KA-2024-000188 - [2025] EWHC 2869 (KB)
Fecha: 04-Nov-2025
Permission to Appeal
Permission to Appeal
With the assistance of counsel, extensive Grounds of Appeal were drafted and filed. However, permission to appeal was only granted by Sir Stephen Stewart on Grounds 7 and 8 which concern Mr Asombang alone. That remained the position after an oral renewal hearing before Mr Justice Ritchie. These grounds have not been renumbered and continued to be referred to in the hearing before me by their original numbers; I take the same approach in this judgment.
The two grounds for which the Mr Asombnang has permission to appeal are, in summary, that the Judge was wrong:
to refer to Mr Asombang as having wrongfully served a statutory demand and wrongfully obtained an ex-parte freezing injunction as “the material finding of harassment”, when that was not pleaded (Ground 7) and;
to order Mr Asombang to pay all the costs of the claim, where he was not a party to the principal claim brought against Ms Nicholas (Ground 8).

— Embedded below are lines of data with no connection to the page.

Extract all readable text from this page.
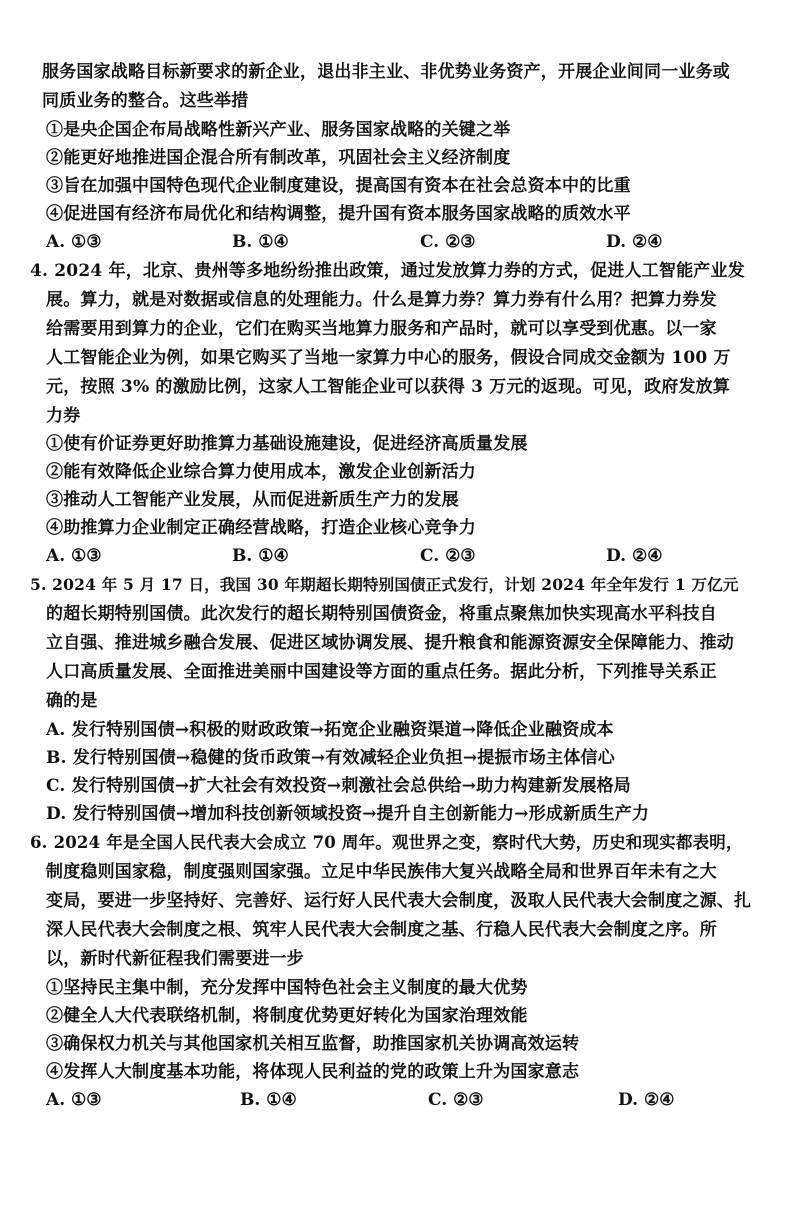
服务国家战略目标新要求的新企业，退出非主业、非优势业务资产，开展企业间同一业务或
同质业务的整合。这些举措
①是央企国企布局战略性新兴产业、服务国家战略的关键之举
②能更好地推进国企混合所有制改革，巩固社会主义经济制度
③旨在加强中国特色现代企业制度建设，提高国有资本在社会总资本中的比重
④促进国有经济布局优化和结构调整，提升国有资本服务国家战略的质效水平
A. ①③	B. ①④	C. ②③	D. ②④
4. 2024 年，北京、贵州等多地纷纷推出政策，通过发放算力券的方式，促进人工智能产业发
展。算力，就是对数据或信息的处理能力。什么是算力券？算力券有什么用？把算力券发
给需要用到算力的企业，它们在购买当地算力服务和产品时，就可以享受到优惠。以一家
人工智能企业为例，如果它购买了当地一家算力中心的服务，假设合同成交金额为 100 万
元，按照 3% 的激励比例，这家人工智能企业可以获得 3 万元的返现。可见，政府发放算
力券
①使有价证券更好助推算力基础设施建设，促进经济高质量发展
②能有效降低企业综合算力使用成本，激发企业创新活力
③推动人工智能产业发展，从而促进新质生产力的发展
④助推算力企业制定正确经营战略，打造企业核心竞争力
A. ①③	B. ①④	C. ②③	D. ②④
5. 2024 年 5 月 17 日，我国 30 年期超长期特别国债正式发行，计划 2024 年全年发行 1 万亿元
的超长期特别国债。此次发行的超长期特别国债资金，将重点聚焦加快实现高水平科技自
立自强、推进城乡融合发展、促进区域协调发展、提升粮食和能源资源安全保障能力、推动
人口高质量发展、全面推进美丽中国建设等方面的重点任务。据此分析，下列推导关系正
确的是
A. 发行特别国债→积极的财政政策→拓宽企业融资渠道→降低企业融资成本
B. 发行特别国债→稳健的货币政策→有效减轻企业负担→提振市场主体信心
C. 发行特别国债→扩大社会有效投资→刺激社会总供给→助力构建新发展格局
D. 发行特别国债→增加科技创新领域投资→提升自主创新能力→形成新质生产力
6. 2024 年是全国人民代表大会成立 70 周年。观世界之变，察时代大势，历史和现实都表明，
制度稳则国家稳，制度强则国家强。立足中华民族伟大复兴战略全局和世界百年未有之大
变局，要进一步坚持好、完善好、运行好人民代表大会制度，汲取人民代表大会制度之源、扎
深人民代表大会制度之根、筑牢人民代表大会制度之基、行稳人民代表大会制度之序。所
以，新时代新征程我们需要进一步
①坚持民主集中制，充分发挥中国特色社会主义制度的最大优势
②健全人大代表联络机制，将制度优势更好转化为国家治理效能
③确保权力机关与其他国家机关相互监督，助推国家机关协调高效运转
④发挥人大制度基本功能，将体现人民利益的党的政策上升为国家意志
A. ①③	B. ①④	C. ②③	D. ②④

The Respondents submit that it is incorrect to assert that the Court’s “material” finding of harassment was confined to the statutory demand and freezing order initiated by Mr Asombang. The Court was entitled to make “obiter” observations indicating that there was further conduct which, in law, would also amount to harassment of Mr Gottlieb. Such comments, it was said, are neither improper nor unusual.

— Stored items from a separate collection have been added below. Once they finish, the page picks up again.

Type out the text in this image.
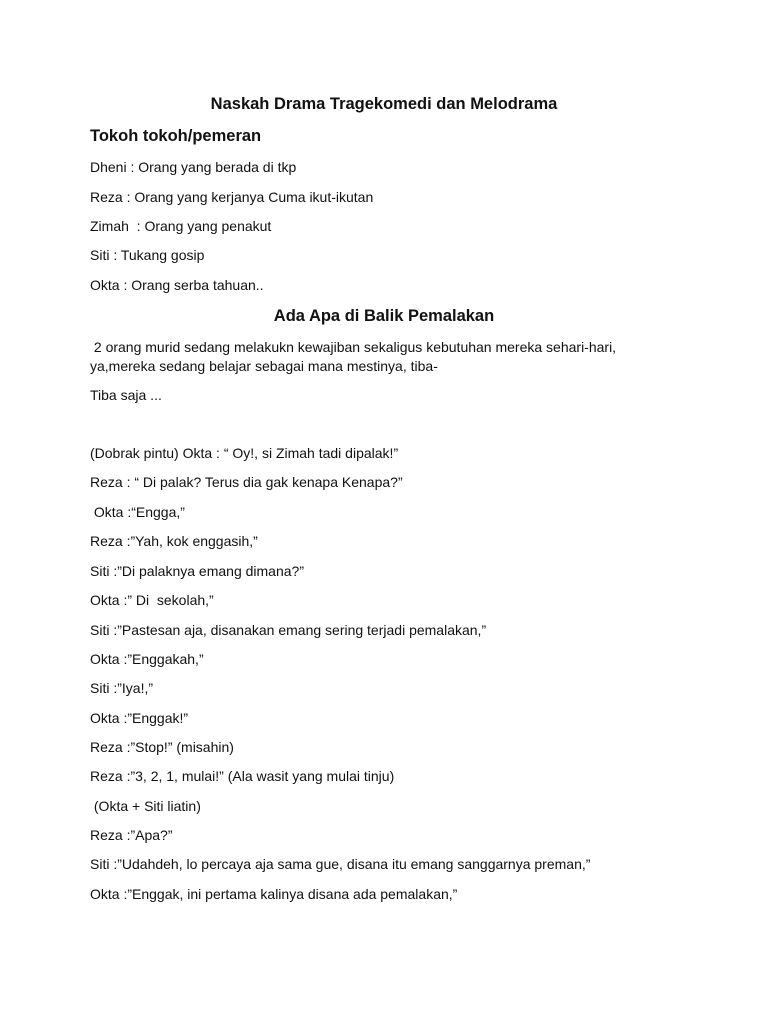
Naskah Drama Tragekomedi dan Melodrama

Tokoh tokoh/pemeran

Dheni : Orang yang berada di tkp

Reza : Orang yang kerjanya Cuma ikut-ikutan

Zimah  : Orang yang penakut

Siti : Tukang gosip

Okta : Orang serba tahuan..

Ada Apa di Balik Pemalakan

2 orang murid sedang melakukn kewajiban sekaligus kebutuhan mereka sehari-hari,

ya,mereka sedang belajar sebagai mana mestinya, tiba-

Tiba saja ...

(Dobrak pintu) Okta : “ Oy!, si Zimah tadi dipalak!”

Reza : “ Di palak? Terus dia gak kenapa Kenapa?”

Okta :“Engga,”

Reza :”Yah, kok enggasih,”

Siti :”Di palaknya emang dimana?”

Okta :” Di  sekolah,”

Siti :”Pastesan aja, disanakan emang sering terjadi pemalakan,”

Okta :”Enggakah,”

Siti :”Iya!,”

Okta :”Enggak!”

Reza :”Stop!” (misahin)

Reza :”3, 2, 1, mulai!” (Ala wasit yang mulai tinju)

(Okta + Siti liatin)

Reza :”Apa?”

Siti :”Udahdeh, lo percaya aja sama gue, disana itu emang sanggarnya preman,”

Okta :”Enggak, ini pertama kalinya disana ada pemalakan,”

The Respondents further contend that the Judge did not err in his application of CPR r.46.2 when determining the Appellants’ liability for costs. Mr Asombang was already a party to the proceedings, and accordingly, no non-party costs order was required or made. The Judge merely indicated, in the alternative, that he would have been minded to make such an order had it been necessary, but it was not, on the facts.